Only he never gets to live with the repercussions of his actions, as he dies on that fateful day. From there it’s a pretty standard reaper theme – some departed souls are tasked to work as guides for the newly departed, to bring them to whatever waits on the other side. And Jason is one of those guides, and what he experiences as he submerges in others’ lives, will change him. It’s not so much about bringing peace to the newly dead, but also for Jason to fully understand the peril that mankind faces in the atomic age.
Here is where the beauty and sensitivity of Piech’s telling comes into play, as she explores the horrors of the aftermath of nuclear warfare and the people whose lives are torn to shreds at the touch of a button. A series of seemingly loosely connected vignettes vividly illustrates the pain and suffering in a way that poignantly makes cold terms like “thousands dead” become tangible – as I found myself immersed in individual lives with histories, as opposed to nameless throngs.
A secondary thread was also illustrated in how Jason remained watchful over his mortal family throughout the years, and how their lives too were bound in tragedy.
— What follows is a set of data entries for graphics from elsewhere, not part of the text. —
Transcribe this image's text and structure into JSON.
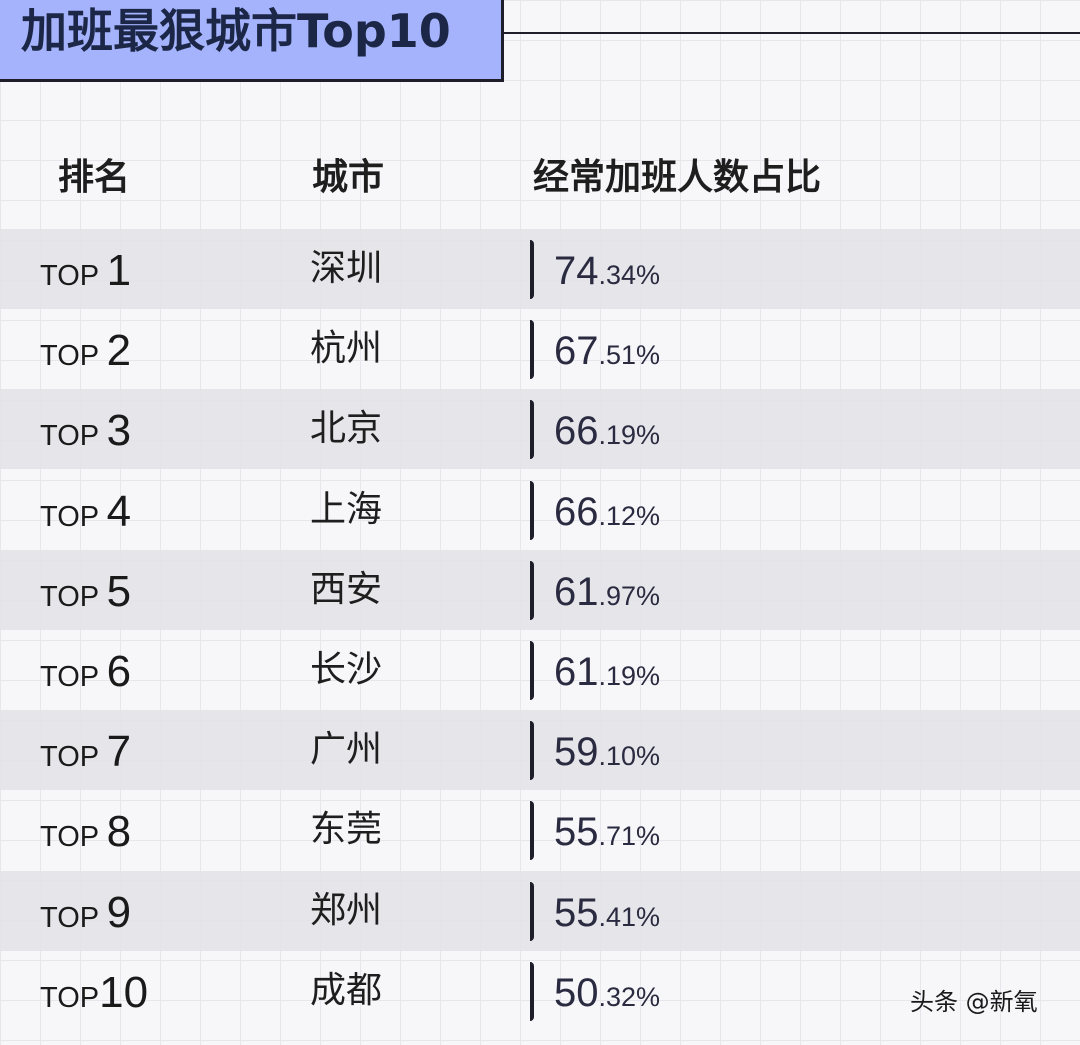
{
  "title": "加班最狠城市Top10",
  "headers": {
    "rank": "排名",
    "city": "城市",
    "ratio": "经常加班人数占比"
  },
  "watermark": "头条 @新氧",
  "rows": [
    {
      "prefix": "TOP ",
      "num": "1",
      "city": "深圳",
      "int": "74",
      "dec": ".34%"
    },
    {
      "prefix": "TOP ",
      "num": "2",
      "city": "杭州",
      "int": "67",
      "dec": ".51%"
    },
    {
      "prefix": "TOP ",
      "num": "3",
      "city": "北京",
      "int": "66",
      "dec": ".19%"
    },
    {
      "prefix": "TOP ",
      "num": "4",
      "city": "上海",
      "int": "66",
      "dec": ".12%"
    },
    {
      "prefix": "TOP ",
      "num": "5",
      "city": "西安",
      "int": "61",
      "dec": ".97%"
    },
    {
      "prefix": "TOP ",
      "num": "6",
      "city": "长沙",
      "int": "61",
      "dec": ".19%"
    },
    {
      "prefix": "TOP ",
      "num": "7",
      "city": "广州",
      "int": "59",
      "dec": ".10%"
    },
    {
      "prefix": "TOP ",
      "num": "8",
      "city": "东莞",
      "int": "55",
      "dec": ".71%"
    },
    {
      "prefix": "TOP ",
      "num": "9",
      "city": "郑州",
      "int": "55",
      "dec": ".41%"
    },
    {
      "prefix": "TOP",
      "num": "10",
      "city": "成都",
      "int": "50",
      "dec": ".32%"
    }
  ],
  "colors": [
    "#88b6ff",
    "#ff8888",
    "#7ee0cc",
    "#ffc4d0",
    "#a5acff",
    "#ffd87a",
    "#88b6ff",
    "#ff8888",
    "#7ee0cc",
    "#ffc4d0"
  ],
  "chart_data": {
    "type": "bar",
    "orientation": "horizontal",
    "title": "加班最狠城市Top10",
    "categories": [
      "深圳",
      "杭州",
      "北京",
      "上海",
      "西安",
      "长沙",
      "广州",
      "东莞",
      "郑州",
      "成都"
    ],
    "values": [
      74.34,
      67.51,
      66.19,
      66.12,
      61.97,
      61.19,
      59.1,
      55.71,
      55.41,
      50.32
    ],
    "unit": "%",
    "grid": true,
    "legend": "none"
  }
}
A strong message of peace and acceptance of the inevitability of death and the cherishing of life flows through Don’t Be Afraid, and if I had to best encapsulate the genre in which I’d place this book, I’d call it mystical fantasy.
Granted, in many ways this novel is not my chosen genre, and if it had not been offered as a review book, I’d never have read it of my own volition – I prefer GrimDark, to be quite honest – but have to admit that a bit of light, accompanied by a slightly squishy message of love and hope, was possibly not a bad thing in the midst of the parade of my usual doom and gloom.
Don’t Be Afraid is a feel-good story about not forgetting one of the most important, timeless aspects of the human self – love. No matter your culture or creed, we all have family and friends, and we must never forget that despite our disparities, that we are all woven together by complex ties. And perhaps now, more than ever before, we must all play our parts (however small) to forestall future horrors.